The modern civilisation has glorified adventures for discovery of lands but what has gone in the name of educating the locals or establishing the footholds of Western powers on different continents is simply extermination of the native peoples there. Not only were the Red Indians reduced to a handful of specimens but black people from Africa were captured to use them as slaves. That is a despicable history of the ultimate maltreatment meted out to human beings.

What if such deadly tribal, racial, national and international conflicts and the mentality to subjugate others were foreign to people! Only one man stands out for his unwavering meditation to develop an insight into the purpose of human life. He is prince Sidhartha-turned Goutam Budhha. His attained what is called 'Bodhi Gyan' which does not seek paradise but helps realise the impermanence joy and sorrow. Thus one overcomes the pangs of sorrow and the cycle of mortal ties. Attainment of 'Nirvana' is a way of staying free from the many trappings of life.

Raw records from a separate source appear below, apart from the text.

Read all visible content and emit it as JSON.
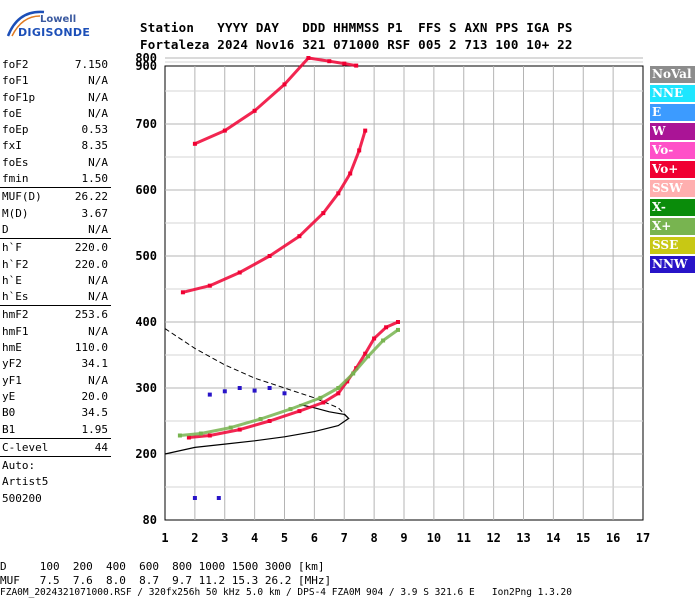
{
  "logo": {
    "line1": "Lowell",
    "line2": "DIGISONDE"
  },
  "header": {
    "row1": "Station   YYYY DAY   DDD HHMMSS P1  FFS S AXN PPS IGA PS",
    "row2": "Fortaleza 2024 Nov16 321 071000 RSF 005 2 713 100 10+ 22"
  },
  "params": {
    "group1": [
      {
        "label": "foF2",
        "value": "7.150"
      },
      {
        "label": "foF1",
        "value": "N/A"
      },
      {
        "label": "foF1p",
        "value": "N/A"
      },
      {
        "label": "foE",
        "value": "N/A"
      },
      {
        "label": "foEp",
        "value": "0.53"
      },
      {
        "label": "fxI",
        "value": "8.35"
      },
      {
        "label": "foEs",
        "value": "N/A"
      },
      {
        "label": "fmin",
        "value": "1.50"
      }
    ],
    "group2": [
      {
        "label": "MUF(D)",
        "value": "26.22"
      },
      {
        "label": "M(D)",
        "value": "3.67"
      },
      {
        "label": "D",
        "value": "N/A"
      }
    ],
    "group3": [
      {
        "label": "h`F",
        "value": "220.0"
      },
      {
        "label": "h`F2",
        "value": "220.0"
      },
      {
        "label": "h`E",
        "value": "N/A"
      },
      {
        "label": "h`Es",
        "value": "N/A"
      }
    ],
    "group4": [
      {
        "label": "hmF2",
        "value": "253.6"
      },
      {
        "label": "hmF1",
        "value": "N/A"
      },
      {
        "label": "hmE",
        "value": "110.0"
      },
      {
        "label": "yF2",
        "value": "34.1"
      },
      {
        "label": "yF1",
        "value": "N/A"
      },
      {
        "label": "yE",
        "value": "20.0"
      },
      {
        "label": "B0",
        "value": "34.5"
      },
      {
        "label": "B1",
        "value": "1.95"
      }
    ],
    "group5": [
      {
        "label": "C-level",
        "value": "44"
      }
    ],
    "auto": [
      "Auto:",
      "Artist5",
      "500200"
    ]
  },
  "legend": [
    {
      "label": "NoVal",
      "color": "#8c8c8c"
    },
    {
      "label": "NNE",
      "color": "#1ee6ff"
    },
    {
      "label": "E",
      "color": "#3c9bff"
    },
    {
      "label": "W",
      "color": "#aa1496"
    },
    {
      "label": "Vo-",
      "color": "#ff50c8"
    },
    {
      "label": "Vo+",
      "color": "#f00032"
    },
    {
      "label": "SSW",
      "color": "#ffafaf"
    },
    {
      "label": "X-",
      "color": "#0a8c0a"
    },
    {
      "label": "X+",
      "color": "#78b450"
    },
    {
      "label": "SSE",
      "color": "#c8c814"
    },
    {
      "label": "NNW",
      "color": "#2814c8"
    }
  ],
  "bottom": {
    "drow": "D     100  200  400  600  800 1000 1500 3000 [km]",
    "mufrow": "MUF   7.5  7.6  8.0  8.7  9.7 11.2 15.3 26.2 [MHz]",
    "footer": "FZA0M_2024321071000.RSF / 320fx256h 50 kHz 5.0 km / DPS-4 FZA0M 904 / 3.9 S 321.6 E   Ion2Png 1.3.20"
  },
  "chart_data": {
    "type": "scatter",
    "xlim": [
      1,
      17
    ],
    "ylim": [
      80,
      900
    ],
    "x_ticks": [
      1,
      2,
      3,
      4,
      5,
      6,
      7,
      8,
      9,
      10,
      11,
      12,
      13,
      14,
      15,
      16,
      17
    ],
    "y_ticks": [
      80,
      200,
      300,
      400,
      500,
      600,
      700,
      800,
      900
    ],
    "grid": true,
    "legend_position": "right",
    "traces": [
      {
        "series": "O-trace 1st hop",
        "color": "#f00032",
        "points": [
          [
            1.8,
            225
          ],
          [
            2.5,
            228
          ],
          [
            3.5,
            237
          ],
          [
            4.5,
            250
          ],
          [
            5.5,
            265
          ],
          [
            6.3,
            278
          ],
          [
            6.8,
            292
          ],
          [
            7.1,
            310
          ],
          [
            7.4,
            330
          ],
          [
            7.7,
            352
          ],
          [
            8.0,
            375
          ],
          [
            8.4,
            392
          ],
          [
            8.8,
            400
          ]
        ]
      },
      {
        "series": "X-trace 1st hop",
        "color": "#78b450",
        "points": [
          [
            1.5,
            228
          ],
          [
            2.2,
            231
          ],
          [
            3.2,
            240
          ],
          [
            4.2,
            253
          ],
          [
            5.2,
            268
          ],
          [
            6.2,
            285
          ],
          [
            6.8,
            300
          ],
          [
            7.3,
            322
          ],
          [
            7.8,
            348
          ],
          [
            8.3,
            372
          ],
          [
            8.8,
            388
          ]
        ]
      },
      {
        "series": "O-trace 2nd hop",
        "color": "#f00032",
        "points": [
          [
            1.6,
            445
          ],
          [
            2.5,
            455
          ],
          [
            3.5,
            475
          ],
          [
            4.5,
            500
          ],
          [
            5.5,
            530
          ],
          [
            6.3,
            565
          ],
          [
            6.8,
            595
          ],
          [
            7.2,
            625
          ],
          [
            7.5,
            660
          ],
          [
            7.7,
            690
          ]
        ]
      },
      {
        "series": "O-trace 3rd hop",
        "color": "#f00032",
        "points": [
          [
            2.0,
            670
          ],
          [
            3.0,
            690
          ],
          [
            4.0,
            720
          ],
          [
            5.0,
            760
          ],
          [
            5.8,
            800
          ],
          [
            6.5,
            840
          ],
          [
            7.0,
            870
          ],
          [
            7.4,
            895
          ]
        ]
      },
      {
        "series": "Es / W band",
        "color": "#2814c8",
        "points": [
          [
            2.5,
            290
          ],
          [
            3.0,
            295
          ],
          [
            3.5,
            300
          ],
          [
            4.0,
            296
          ],
          [
            4.5,
            300
          ],
          [
            5.0,
            292
          ],
          [
            2.0,
            120
          ],
          [
            2.8,
            120
          ]
        ]
      }
    ],
    "profile_solid": [
      [
        1,
        200
      ],
      [
        2,
        210
      ],
      [
        3,
        215
      ],
      [
        4,
        220
      ],
      [
        5,
        226
      ],
      [
        6,
        234
      ],
      [
        6.8,
        243
      ],
      [
        7.15,
        254
      ],
      [
        7.0,
        260
      ],
      [
        6.5,
        264
      ],
      [
        6.0,
        270
      ],
      [
        5.5,
        275
      ]
    ],
    "profile_dashed": [
      [
        1,
        390
      ],
      [
        2,
        360
      ],
      [
        3,
        335
      ],
      [
        4,
        315
      ],
      [
        5,
        300
      ],
      [
        6,
        285
      ],
      [
        6.8,
        270
      ],
      [
        7.15,
        254
      ]
    ]
  }
}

In fact, the history of mankind has been a history of wars and invasions. Buddha alone could not turn the tide in favour of withdrawal from futile exercises of aggression that has become ingrained in human psyche unaware. War is not about mass annihilation only; it strangulates the humanity in a person. Had there been the sanity of realisation of the futility of war, this world could reorganise its wealth for far better purposes than developing weapons of mass destruction.


However civilised and advanced the human race may be, its basic instinct for establishing supremacy and promoting self-interests among groups, societies and nations is as primitive as before. The majority of human beings can be accused of bias for this or that mental narrowness. Even skin colour, gender and a lot more other differences are not recognised as the attributes of a particular people. Some frontline nations in the world are in no mood to end their eyeball-to-eyeball confrontations. They are also ready to wage proxy wars so that their enemies become weakened. Sometimes their subtle manoeuvring does not work well and they go for naked aggression as has happened in Vietnam, Afghanistan, Iraq, Sudan and elsewhere.

Not only has the hegemony of war psychosis but the socio-cultural variants of this exercise have also been presented as attractively as humanly possible, courtesy of the superior communication technology and the enormous investments to back such aggressive promotion. Modern devices, particularly smartphones are the potent weapon to advance the deleterious causes. Peoples not accustomed to inventing their own technologies to counter this, actually falls prey to the cheap and luring alien influences. They buy or borrow those for imitation of the modes of the lands of origin.

Thus the mental maps of people in the less developed and developing countries have imperceptibly been undergoing a sea-change. How the Artificial Intelligence (AI) will revolutionise human relations in the long run has already been a cause for serious concern. But by this time the phenomenal cultural transition has not been a subject of informed discourse in this part of the world. No doubt, people are enjoying the many advantages of the modern gadgets but at the same time they are paying a heavy price for the dissociation from their cultural mooring. Violence is one of the outputs of this cultural transition.

Today few of the young generations are eager to take delight in the sparkling dew drops that hang from the blades of grass or paddy leaves. Although it is reassuring that some young boys and girls go extra lengths to protect street dogs or fix earthen pots on trees for nesting of birds. But they are a minority. Without the cultural awakening and book reading accompanied with developing passion for arts and culture of the soil, the mind will go distracted and distorted. Love for the motherland will not get consolidated unless comprehensive cultural pursuits become a norm for society.